El anómalo Ordóñez
Hay tipos así, que salen a la calle y se avergüenzan de sus congéneres porque no van a misa todas las mañanas, porque se ponen bermudas, crocs sin medias, se toman de la mano con sus parejas y en las esquinas o los paraderos de buses, se dan un beso. Hay tipos así, como el anómalo Ordóñez, que cuando llegan a un puesto de poder se les sale ese ser reprimido que llevan dentro y ejercen su cargo con odio, como si dios les estuviera dando la tan esperada oportunidad del desquite. El desquite de vivir en un mundo asquiento en el que los negros andan, por ahí, sin cadenas; en que dos hombres se pueden casar; en que un costeño pelichurco estuvo a dos millones de votos de la Presidencia de la República; en que se puede tener sexo antes del matrimonio y dos mujeres meterse la mano por debajo de la falda. El desquite de no poder llevar una existencia de acuerdo a los valores que otorgan los cargos ejecutivos, de inmunidad, de reverencia ante la investidura y el derecho a esclavizar a los subalternos; una vida en que tipos, como él, puedan tener la razón por sobre todas las cosas, amparados en las enseñanzas de la Iglesia y en la supremacía de las clases sociales.
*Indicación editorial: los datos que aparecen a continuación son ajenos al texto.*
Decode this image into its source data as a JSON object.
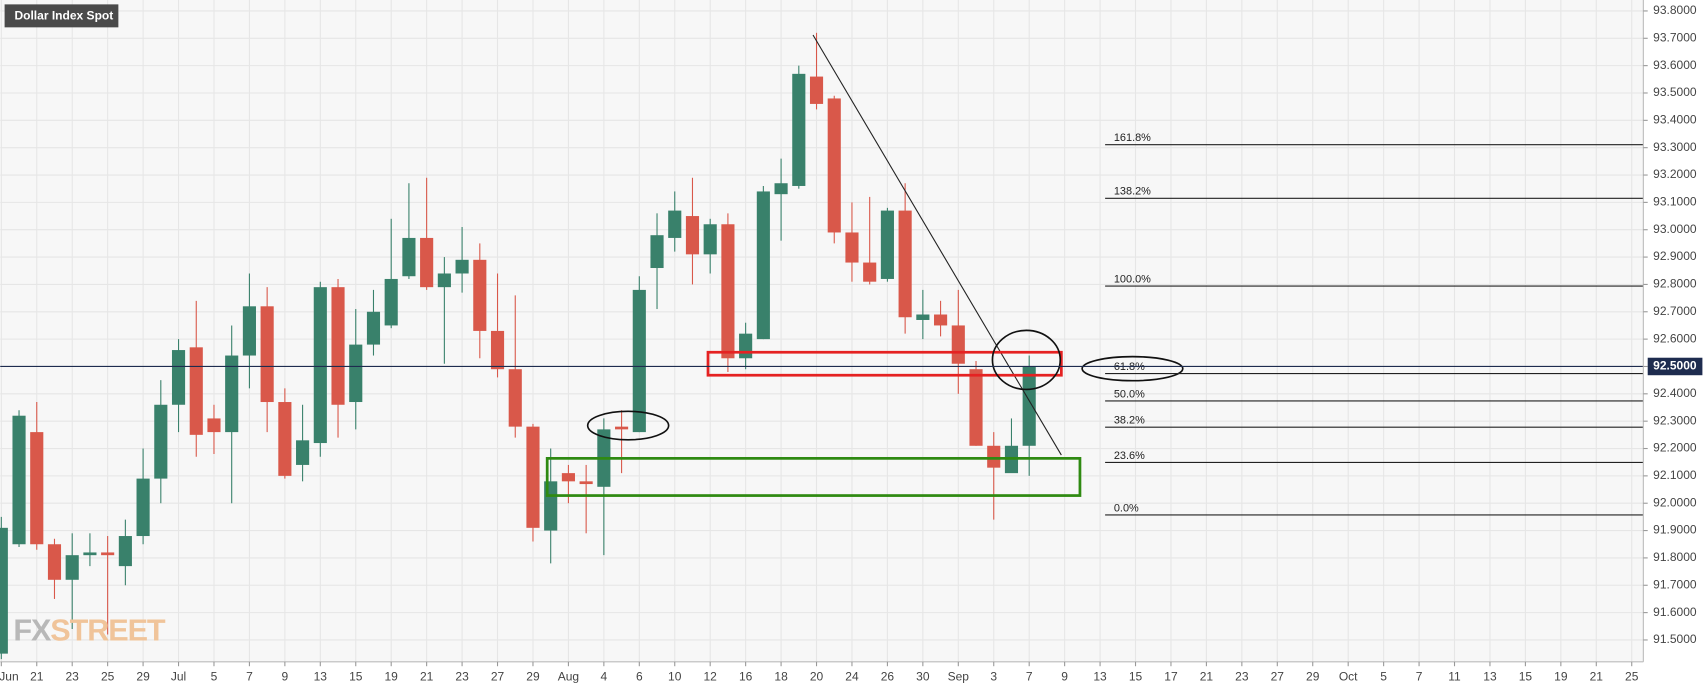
{
  "chart_data": {
    "type": "candlestick",
    "title": "Dollar Index Spot",
    "categories": [
      "Jun",
      null,
      "21",
      null,
      "23",
      null,
      "25",
      null,
      "29",
      null,
      "Jul",
      null,
      "5",
      null,
      "7",
      null,
      "9",
      null,
      "13",
      null,
      "15",
      null,
      "19",
      null,
      "21",
      null,
      "23",
      null,
      "27",
      null,
      "29",
      null,
      "Aug",
      null,
      "4",
      null,
      "6",
      null,
      "10",
      null,
      "12",
      null,
      "16",
      null,
      "18",
      null,
      "20",
      null,
      "24",
      null,
      "26",
      null,
      "30",
      null,
      "Sep",
      null,
      "3",
      null,
      "7",
      null,
      "9",
      null,
      "13",
      null,
      "15",
      null,
      "17",
      null,
      "21",
      null,
      "23",
      null,
      "27",
      null,
      "29",
      null,
      "Oct",
      null,
      "5",
      null,
      "7",
      null,
      "11",
      null,
      "13",
      null,
      "15",
      null,
      "19",
      null,
      "21",
      null,
      "25"
    ],
    "open": [
      91.45,
      91.85,
      92.26,
      91.85,
      91.72,
      91.81,
      91.82,
      91.77,
      91.88,
      92.09,
      92.36,
      92.57,
      92.31,
      92.26,
      92.54,
      92.72,
      92.37,
      92.14,
      92.22,
      92.79,
      92.37,
      92.58,
      92.65,
      92.83,
      92.97,
      92.79,
      92.84,
      92.89,
      92.63,
      92.49,
      92.28,
      91.9,
      92.11,
      92.08,
      92.06,
      92.28,
      92.26,
      92.86,
      92.97,
      93.05,
      92.91,
      93.02,
      92.53,
      92.6,
      93.13,
      93.16,
      93.56,
      93.48,
      92.99,
      92.88,
      92.82,
      93.07,
      92.67,
      92.69,
      92.65,
      92.49,
      92.21,
      92.11,
      92.21,
      null,
      null,
      null,
      null,
      null,
      null,
      null,
      null,
      null,
      null,
      null,
      null,
      null,
      null,
      null,
      null,
      null,
      null,
      null,
      null,
      null,
      null,
      null,
      null,
      null,
      null,
      null,
      null,
      null,
      null,
      null,
      null,
      null,
      null
    ],
    "high": [
      91.95,
      92.34,
      92.37,
      91.87,
      91.89,
      91.89,
      91.88,
      91.94,
      92.2,
      92.45,
      92.6,
      92.74,
      92.36,
      92.65,
      92.84,
      92.79,
      92.42,
      92.36,
      92.81,
      92.82,
      92.71,
      92.78,
      93.04,
      93.17,
      93.19,
      92.9,
      93.01,
      92.95,
      92.84,
      92.76,
      92.29,
      92.2,
      92.14,
      92.14,
      92.31,
      92.34,
      92.83,
      93.06,
      93.14,
      93.19,
      93.04,
      93.06,
      92.66,
      93.16,
      93.26,
      93.6,
      93.72,
      93.49,
      93.1,
      93.12,
      93.08,
      93.17,
      92.78,
      92.74,
      92.78,
      92.52,
      92.26,
      92.31,
      92.54,
      null,
      null,
      null,
      null,
      null,
      null,
      null,
      null,
      null,
      null,
      null,
      null,
      null,
      null,
      null,
      null,
      null,
      null,
      null,
      null,
      null,
      null,
      null,
      null,
      null,
      null,
      null,
      null,
      null,
      null,
      null,
      null,
      null,
      null
    ],
    "low": [
      91.43,
      91.84,
      91.83,
      91.65,
      91.54,
      91.77,
      91.52,
      91.7,
      91.85,
      92.0,
      92.26,
      92.17,
      92.18,
      92.0,
      92.42,
      92.26,
      92.09,
      92.08,
      92.17,
      92.24,
      92.27,
      92.54,
      92.64,
      92.82,
      92.78,
      92.51,
      92.77,
      92.53,
      92.46,
      92.24,
      91.86,
      91.78,
      92.0,
      91.89,
      91.81,
      92.11,
      92.26,
      92.71,
      92.92,
      92.8,
      92.84,
      92.48,
      92.49,
      92.6,
      92.96,
      93.15,
      93.44,
      92.95,
      92.81,
      92.8,
      92.81,
      92.62,
      92.6,
      92.61,
      92.4,
      92.21,
      91.94,
      92.12,
      92.1,
      null,
      null,
      null,
      null,
      null,
      null,
      null,
      null,
      null,
      null,
      null,
      null,
      null,
      null,
      null,
      null,
      null,
      null,
      null,
      null,
      null,
      null,
      null,
      null,
      null,
      null,
      null,
      null,
      null,
      null,
      null,
      null,
      null,
      null
    ],
    "close": [
      91.91,
      92.32,
      91.85,
      91.72,
      91.81,
      91.82,
      91.81,
      91.88,
      92.09,
      92.36,
      92.56,
      92.25,
      92.26,
      92.54,
      92.72,
      92.37,
      92.1,
      92.23,
      92.79,
      92.36,
      92.58,
      92.7,
      92.82,
      92.97,
      92.79,
      92.84,
      92.89,
      92.63,
      92.49,
      92.28,
      91.91,
      92.08,
      92.08,
      92.07,
      92.27,
      92.27,
      92.78,
      92.98,
      93.07,
      92.91,
      93.02,
      92.53,
      92.62,
      93.14,
      93.17,
      93.57,
      93.46,
      92.99,
      92.88,
      92.81,
      93.07,
      92.68,
      92.69,
      92.65,
      92.51,
      92.21,
      92.13,
      92.21,
      92.5,
      null,
      null,
      null,
      null,
      null,
      null,
      null,
      null,
      null,
      null,
      null,
      null,
      null,
      null,
      null,
      null,
      null,
      null,
      null,
      null,
      null,
      null,
      null,
      null,
      null,
      null,
      null,
      null,
      null,
      null,
      null,
      null,
      null,
      null
    ],
    "up_color": "#39816b",
    "down_color": "#d9584a",
    "ylim": [
      91.42,
      93.84
    ],
    "yticks": [
      {
        "value": 91.5,
        "label": "91.5000"
      },
      {
        "value": 91.6,
        "label": "91.6000"
      },
      {
        "value": 91.7,
        "label": "91.7000"
      },
      {
        "value": 91.8,
        "label": "91.8000"
      },
      {
        "value": 91.9,
        "label": "91.9000"
      },
      {
        "value": 92.0,
        "label": "92.0000"
      },
      {
        "value": 92.1,
        "label": "92.1000"
      },
      {
        "value": 92.2,
        "label": "92.2000"
      },
      {
        "value": 92.3,
        "label": "92.3000"
      },
      {
        "value": 92.4,
        "label": "92.4000"
      },
      {
        "value": 92.5,
        "label": "92.5000"
      },
      {
        "value": 92.6,
        "label": "92.6000"
      },
      {
        "value": 92.7,
        "label": "92.7000"
      },
      {
        "value": 92.8,
        "label": "92.8000"
      },
      {
        "value": 92.9,
        "label": "92.9000"
      },
      {
        "value": 93.0,
        "label": "93.0000"
      },
      {
        "value": 93.1,
        "label": "93.1000"
      },
      {
        "value": 93.2,
        "label": "93.2000"
      },
      {
        "value": 93.3,
        "label": "93.3000"
      },
      {
        "value": 93.4,
        "label": "93.4000"
      },
      {
        "value": 93.5,
        "label": "93.5000"
      },
      {
        "value": 93.6,
        "label": "93.6000"
      },
      {
        "value": 93.7,
        "label": "93.7000"
      },
      {
        "value": 93.8,
        "label": "93.8000"
      }
    ],
    "grid": true,
    "last_price": {
      "value": 92.5,
      "label": "92.5000"
    },
    "fib_levels": [
      {
        "label": "161.8%",
        "value": 93.311
      },
      {
        "label": "138.2%",
        "value": 93.115
      },
      {
        "label": "100.0%",
        "value": 92.794
      },
      {
        "label": "61.8%",
        "value": 92.474
      },
      {
        "label": "50.0%",
        "value": 92.374
      },
      {
        "label": "38.2%",
        "value": 92.278
      },
      {
        "label": "23.6%",
        "value": 92.149
      },
      {
        "label": "0.0%",
        "value": 91.957
      }
    ],
    "watermark": [
      "FX",
      "STREET"
    ]
  }
}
Hay tipos así, como el evangelista argentino Oswaldo Loburo que después de sus prédicas dominicales sobre el amor filial, le daba unas golpizas a su mujer, tan tremendas, que lo llevaron a la cárcel dos veces; tipos como Sir Lancelot Auburn, miembro de la Cámara de los Lores que mientras fue el representante más reconocido de la línea dura contra los homosexuales, en Inglaterra, cometió actos de sodomía con marineros somalíes y libios que atracaban en los puertos de Poole y de Hastings; tipos como el presbítero mormón Rupert Macadamia que infectó de SIDA a más de diez prostitutas, a su mujer y a una de sus hijas; como el industrial Félix Alberto Cuesta, aplaudido benefactor de la Asociación Defensora de Animales, que los fines de semana cazaba patos, en su finca de Sabanalarga y que despescuezaba, él mismo, con los solos nudillos; o, como monseñor Bertoldini, que en su pequeña parroquia de Padua, conformó un coro de niños cantores que lo terminaron asesinando, a cuchilladas, por pederasta y porque los obligaba a copular entre ellos. En fin, hay tipos así, como el anómalo Ordóñez que no le renovó el contrato de trabajo a las secretarias con copas de brasier mayor a 34 B y a las restantes, que se quedaron, las obligó a ponerse falda y a usarla por debajo de la rodilla.
Me refiero a Anderson Ordóñez, antiguo jefe de personal de una conocida empresa de cultivadores de banano. Obtuvo su puesto por estar entre el corrillo de sapos que le brillaban los zapatos a los miembros de la junta directiva y que aseguró con dos pares de mancornas que le regaló, al presidente y al gerente general, con el Divino Niño esculpido en marfil y una imitación de diamante incrustada en el ombligo. Como dato curioso, al lado de su escritorio mantenía, siempre, una jofaina, con agua tibia, donde se lavaba las manos después de firmar las resoluciones tramitadas por su oficina. Y lo traigo a colación porque desde que lo nombraron para representar a la compañía, ante el gremio bananero, le han restregado los trapos sucios de su administración y criticado su forma de pavonearse por encima de los demás, como si Jesucristo fuera de su misma estirpe y llevara consigo los deberes de una personal e irreprochable inquisición.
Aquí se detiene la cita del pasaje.